Il Venerdi di repubblica, 28 agosto 2009

dietro la moneta può non esserci denaro

Questo libro mi ha chiarito le idee su un argomento fondamentale sul quale, arrivato a una rispettabile età, avevo idee approssimative. Il titolo è "La distinzione tra moneta e denaro" scritto da Maria Grazia Turri. L'autrice insegna comunicazione aziendale all'università di Torino. È un'economista ma nel libro la sua materia sconfina anche nella filosofia. Potrà sembrare incredibile, ma un oggetto essenzialmente «materiale» come la moneta è influenzato come pochi altri dalla psicologia e dal flusso delle idee.

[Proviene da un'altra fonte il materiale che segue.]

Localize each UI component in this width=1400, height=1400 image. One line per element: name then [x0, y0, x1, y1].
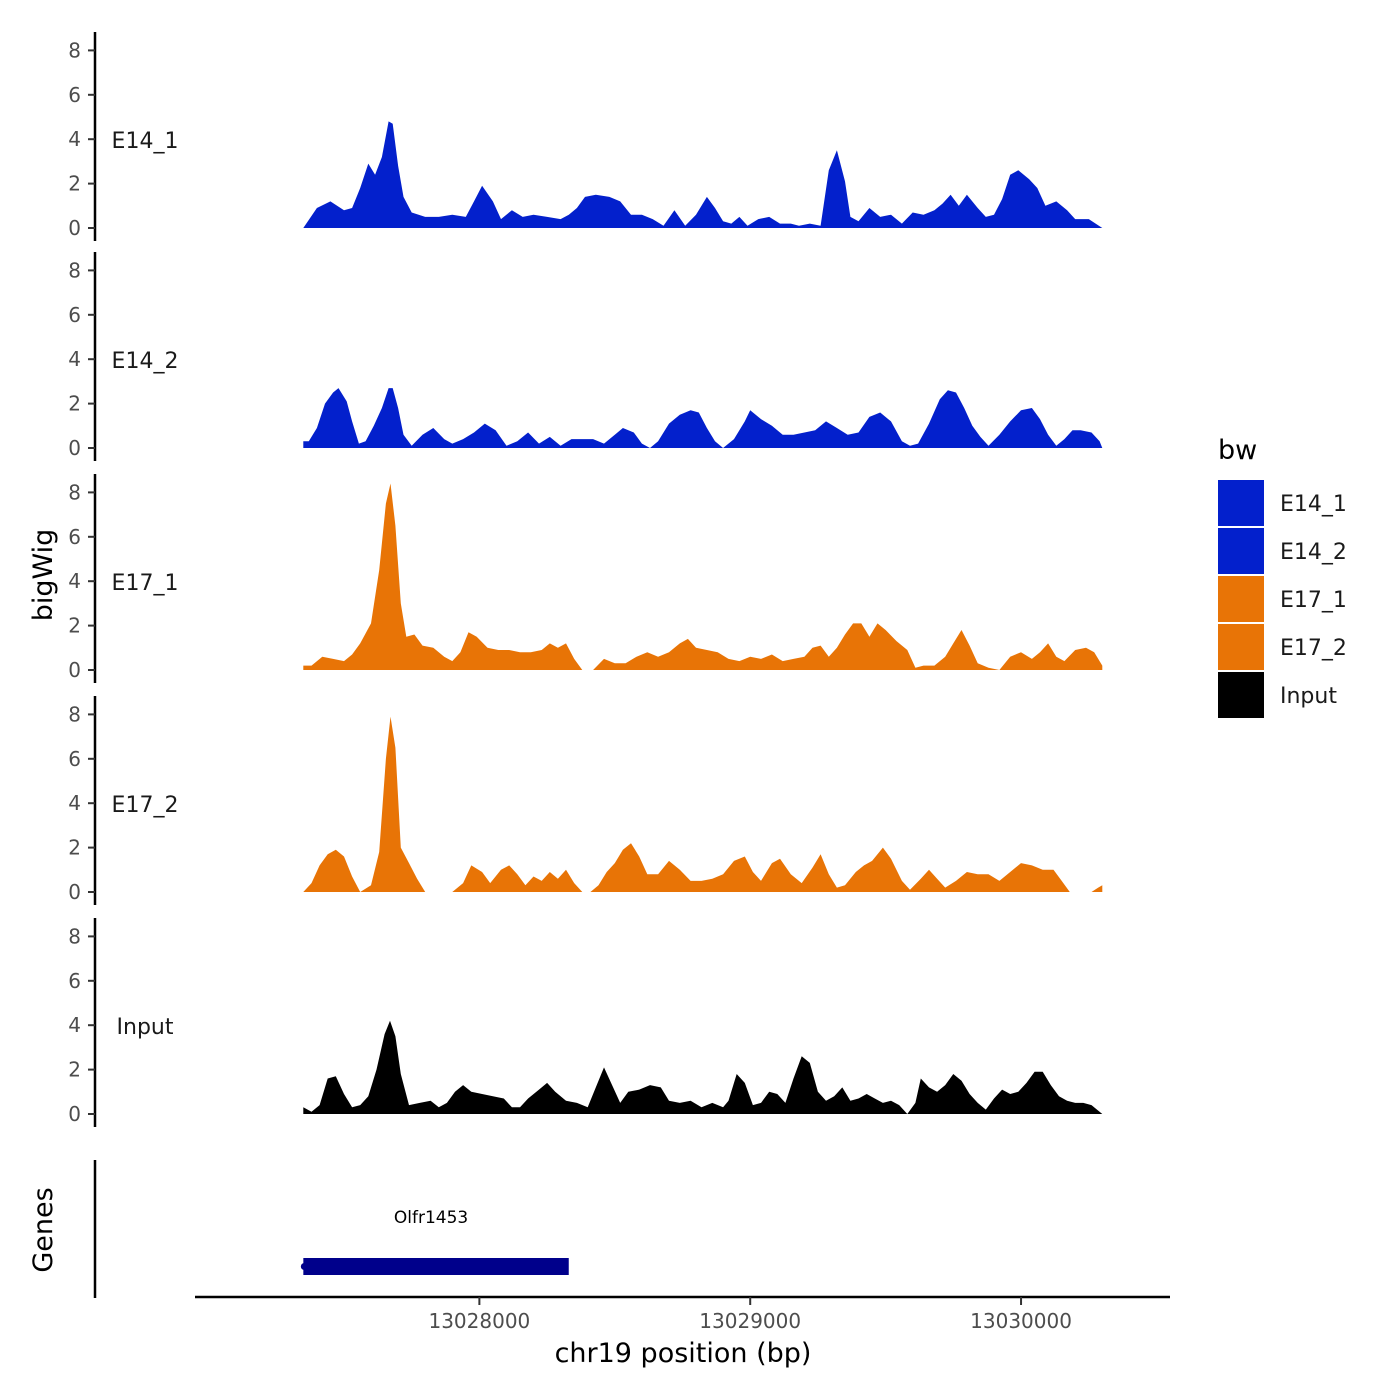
- genes-axis-title: Genes: [28, 1187, 59, 1272]
- track-panel-input: 0 2 4 6 8 Input: [68, 918, 1103, 1127]
- y-tick-label: 2: [68, 614, 81, 638]
- track-label: E14_1: [112, 129, 179, 154]
- legend-label: E17_1: [1280, 588, 1347, 613]
- y-tick-label: 4: [68, 127, 81, 151]
- y-tick-label: 8: [68, 38, 81, 62]
- legend-label: E14_1: [1280, 492, 1347, 517]
- y-tick-label: 2: [68, 392, 81, 416]
- legend-item-e14-2: E14_2: [1218, 528, 1347, 574]
- y-tick-label: 4: [68, 569, 81, 593]
- y-axis-title: bigWig: [28, 529, 59, 622]
- y-tick-label: 0: [68, 1102, 81, 1126]
- genes-panel: Olfr1453: [93, 1160, 569, 1298]
- y-tick-label: 6: [68, 969, 81, 993]
- gene-label: Olfr1453: [394, 1208, 468, 1228]
- legend-swatch: [1218, 576, 1264, 622]
- y-tick-label: 0: [68, 880, 81, 904]
- gene-strand-mark: [300, 1263, 308, 1270]
- x-tick-label: 13029000: [699, 1309, 801, 1333]
- y-tick-label: 0: [68, 216, 81, 240]
- legend-item-e17-1: E17_1: [1218, 576, 1347, 622]
- legend-item-input: Input: [1218, 672, 1337, 718]
- track-panel-e17-1: 0 2 4 6 8 E17_1: [68, 474, 1103, 683]
- gene-bar: [303, 1258, 569, 1275]
- legend-label: Input: [1280, 684, 1337, 709]
- signal-area-e14-1: [303, 121, 1103, 228]
- track-label: E14_2: [112, 349, 179, 374]
- signal-area-e17-1: [303, 483, 1103, 670]
- y-tick-label: 4: [68, 791, 81, 815]
- y-tick-label: 6: [68, 83, 81, 107]
- track-label: E17_2: [112, 793, 179, 818]
- x-tick-label: 13028000: [428, 1309, 530, 1333]
- legend-swatch: [1218, 528, 1264, 574]
- y-tick-label: 6: [68, 747, 81, 771]
- y-tick-label: 4: [68, 347, 81, 371]
- legend: bw E14_1 E14_2 E17_1 E17_2 Input: [1218, 435, 1347, 718]
- y-tick-label: 8: [68, 924, 81, 948]
- y-tick-label: 8: [68, 258, 81, 282]
- y-tick-label: 6: [68, 525, 81, 549]
- y-tick-label: 6: [68, 303, 81, 327]
- signal-area-e17-2: [303, 716, 1103, 892]
- legend-label: E17_2: [1280, 636, 1347, 661]
- y-tick-label: 0: [68, 436, 81, 460]
- legend-swatch: [1218, 672, 1264, 718]
- signal-area-e14-2: [303, 388, 1103, 448]
- track-panel-e17-2: 0 2 4 6 8 E17_2: [68, 696, 1103, 905]
- y-tick-label: 8: [68, 702, 81, 726]
- legend-title: bw: [1218, 435, 1257, 466]
- x-tick-label: 13030000: [970, 1309, 1072, 1333]
- legend-item-e14-1: E14_1: [1218, 480, 1347, 526]
- y-tick-label: 2: [68, 172, 81, 196]
- x-axis-title: chr19 position (bp): [555, 1338, 812, 1369]
- tracks-layer: 0 2 4 6 8 E14_1 0 2 4 6 8 E14_2 0 2 4 6 8 E17_1 0 2 4 6 8 E17_2…: [68, 32, 1103, 1127]
- y-tick-label: 8: [68, 480, 81, 504]
- legend-label: E14_2: [1280, 540, 1347, 565]
- legend-swatch: [1218, 624, 1264, 670]
- y-tick-label: 0: [68, 658, 81, 682]
- y-tick-label: 2: [68, 836, 81, 860]
- legend-item-e17-2: E17_2: [1218, 624, 1347, 670]
- track-label: Input: [117, 1015, 174, 1040]
- y-tick-label: 4: [68, 1013, 81, 1037]
- track-panel-e14-1: 0 2 4 6 8 E14_1: [68, 32, 1103, 241]
- track-label: E17_1: [112, 571, 179, 596]
- legend-swatch: [1218, 480, 1264, 526]
- x-axis: 13028000 13029000 13030000: [195, 1295, 1170, 1333]
- y-tick-label: 2: [68, 1058, 81, 1082]
- signal-area-input: [303, 1020, 1103, 1114]
- track-panel-e14-2: 0 2 4 6 8 E14_2: [68, 252, 1103, 461]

Il libro tratta anche aspetti tecnici dell'argomento, niente però che un lettore normalmente allenato e non specialista (come me) non possa affrontare. Dunque moneta e denaro due categorie profondamente diverse anche se non tutti lo sanno.
Attingo dalla chiarissima introduzione di Maurizio Ferraris: il denaro è un concetto che vive nel tempo ma non nello spazio. S'incarna, passa cioè dello stato di concetto a quello concreto di oggetto, in diverse materie tra le quali la moneta. La moneta però non è solo il corrispettivo concreto dell'astratto denaro. Svolge varie funzioni: numerario, mezzo di pagamento, mezzo di scambio, riserva di valore. Com'è noto una volta le monete erano (anche) d'oro. In una seconda fase ci si accontentò di pensare che i pezzi di carta sui quali era scritto un certo valore (diecimila lire; cinquecento euro, dieci dollari ecc.) fossero convertibili in oro se portati all'istituto che li aveva emessi. Da tempo però la convertibilità in oro non è più garantita dalle banche centrali. I cinquecento euro o i dieci dollari vanno dunque per il mondo e servono a comperare questo e quello unicamente sulla base della fiducia. Il loro valore intrinseco è zero così com'è zero il valore intrinseco del pezzetto di plastica che si chiama carta di credito. Il fatto che la moneta abbia continuato a circolare non valendo più niente in sé ha separato il suo «valore» dal suo «potere» avviando una spirale che è arrivata fino alla fantafinanza alla quale dobbiamo l'attuale crisi. L'aspetto innovativo del saggio è rimettere insieme denaro e moneta facendo scaturire da questa ricomposizione una funzione sociale che una spregiudicata separazione ha compromesso. Come possiamo constatare ogni giorno.